LA CASA DE PLUTÓN
La propuesta fue asumida como una extravagancia más entre tantas otras que sin cesar surgían durante aquella mutación sangrienta. Y aunque siglos después unos cuantos la advertirán como un símbolo del mundo que entonces comenzaría, en ese momento sirvió para salvar la cabeza de Jean-Jacques Lequeu, arquitecto.
Llevaba varios años en París, donde había llegado antes del estallido revolucionario gracias a una beca que la destreza adquirida en el taller de ebanistería familiar y luego en la academia local de su pueblo le hizo merecer.
Su fama profesional lo volvía sospechoso ante el Comité de Salud Pública, así sus obras expresaran una irreverente sublevación contra la moral de la Iglesia y el falso pudor del ancient regimen, casi tan revolucionaria como las frondas de aquellos años terribles. Nadie hasta entonces se había atrevido a utilizar partes íntimas femeninas en el diseño arquitectónico, ni había ideado una “arquitectura parlante” que mostrara el uso de cada edificio a través de su aspecto.
La tarde era tan desvaída y glacial como la ascética oficina donde el temido Robespierre conducía con puño de hierro las impetuosas riendas del momento histórico. Con un pavor que le costaba dominar, Lequeu se encontró ante un hombre esbelto, de estatura regular y limpias facciones, que lucía una peluca blanca y el rostro empolvado. Un grave contraste con el gorro frigio de Lequeu, demagógico atuendo a la moda según el otro pensaba.
Con gesto adusto lo invitó a desplegar sobre una atiborrada mesa los planos que traía consigo. Lequeu le mostró primero el proyecto de la Puerta de París. La descomunal escultura de la diosa de la Razón que coronaba el triunfal arco propuesto no mereció ningún comentario. Tampoco el segundo proyecto que el arquitecto le mostró, la Entrada a la casa de Plutón.
Robespierre, como consignaría un biógrafo fascinado, no tenía modelos. Operaba en una terra incognita y todo debía improvisarlo: ideología, acción, táctica, y aun el tiempo, tan inconstante. De ahí su insaciable prisa. Alguna vez expresaría que “el reinado del pueblo es de un día; el de los tiranos abarca la totalidad de los siglos”. Por eso el día revolucionario debía durar lo suficiente para volverse una época y contener un futuro.
Acaso el silencio del Incorruptible sosegó esa tarde a Lequeu, arquitecto tachado de perverso y pornógrafo por las buenas conciencias. La historia consigna que terminaría sus días muchos años después, trabajando como un oscuro burócrata y muriendo de viejo en el burdel donde vivía.

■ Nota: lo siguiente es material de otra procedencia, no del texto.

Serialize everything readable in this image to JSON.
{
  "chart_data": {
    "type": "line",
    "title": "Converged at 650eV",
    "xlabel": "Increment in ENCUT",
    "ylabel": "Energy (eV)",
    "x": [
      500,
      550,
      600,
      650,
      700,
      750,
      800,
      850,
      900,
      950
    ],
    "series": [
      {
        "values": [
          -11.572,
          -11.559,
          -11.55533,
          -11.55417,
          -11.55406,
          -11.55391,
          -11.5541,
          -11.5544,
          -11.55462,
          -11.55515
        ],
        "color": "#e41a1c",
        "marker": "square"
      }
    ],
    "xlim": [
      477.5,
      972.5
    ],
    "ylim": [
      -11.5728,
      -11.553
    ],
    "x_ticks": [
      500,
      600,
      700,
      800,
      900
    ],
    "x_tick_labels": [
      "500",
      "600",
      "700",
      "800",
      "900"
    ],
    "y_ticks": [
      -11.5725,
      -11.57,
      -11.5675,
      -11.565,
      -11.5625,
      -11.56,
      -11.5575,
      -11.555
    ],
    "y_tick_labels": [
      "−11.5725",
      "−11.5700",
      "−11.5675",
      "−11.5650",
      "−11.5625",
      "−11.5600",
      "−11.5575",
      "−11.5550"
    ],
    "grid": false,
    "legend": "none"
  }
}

Robespierre, en cambio, sería devorado por la revolución y su cabeza segada por la guillotina.
Ni la puerta a la ciudad ni a la casa de las potencias infernales se construirían jamás. Pero bastaban sus símbolos ---paradigmas de la significación y posibilitadores de que las cosas sean, puentes entre el existir y el Ser, elementos atemporales y supraconceptuales--- para preludiar la imagen invertida del inferus privador que en adelante someterá a sus mediadores, a los seres humanos invocantes.
Entre el revolucionario y el esteta habían abierto un portal sellado. El del infierno en la tierra, ese lugar donde la tradición rabínica afirma que hay un cuarto con una gran mesa redonda en cuyo centro reposa una enorme cacerola con un guiso delicioso, que las famélicas y desesperadas personas a su alrededor, provistas con cucharas de mangos mucho más largos que sus brazos, no pueden llevar a sus bocas. (El cielo, por cierto, es un lugar exactamente idéntico, pero en el cual sus alegres moradores, saludables y satisfechos, han aprendido a alimentarse los unos a los otros).

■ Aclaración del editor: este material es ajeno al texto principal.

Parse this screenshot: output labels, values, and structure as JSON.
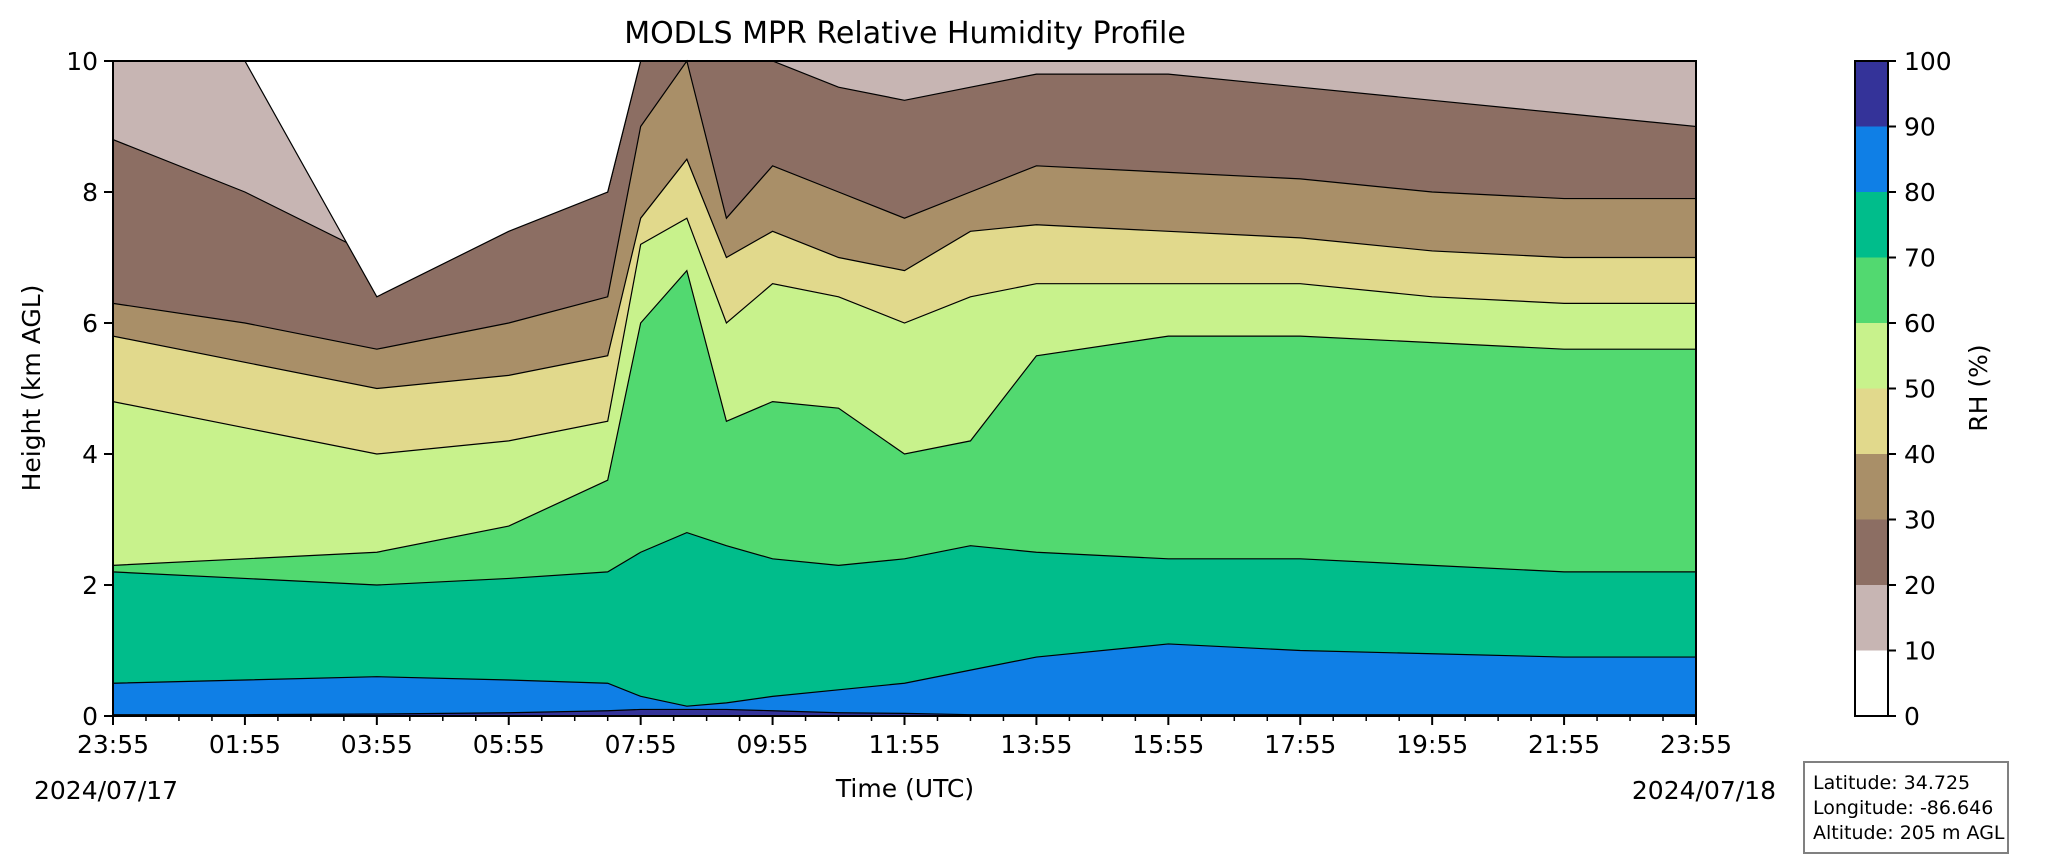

En un hilo continuo que proviene desde el pensamiento griego en el año 500 a. C. hasta el siglo diecisiete inclusive, el tema constante de Occidente había sido la concepción integral de la naturaleza, y el campo semántico inagotable llamado Dios y el Cielo en el cual residía significaban, simbólica y prácticamente, el patrón orgánico que conectaba al Cosmos con el hombre. Al volverse objeto de su voluntad humana, la biósfera y los seres humanos se transformaron en materia inerte, en naturaleza externa susceptible de ser explotada.
Aquella propuesta demencial concluyó el primer acto de un proceso que crecería hasta el predominio de los dioses sicóticos invocados a la superficie. De ahí que haya que vivir el tiempo ---incluso hoy en día--- de otra manera. Sobre todo hoy en día, dirá la lucidez.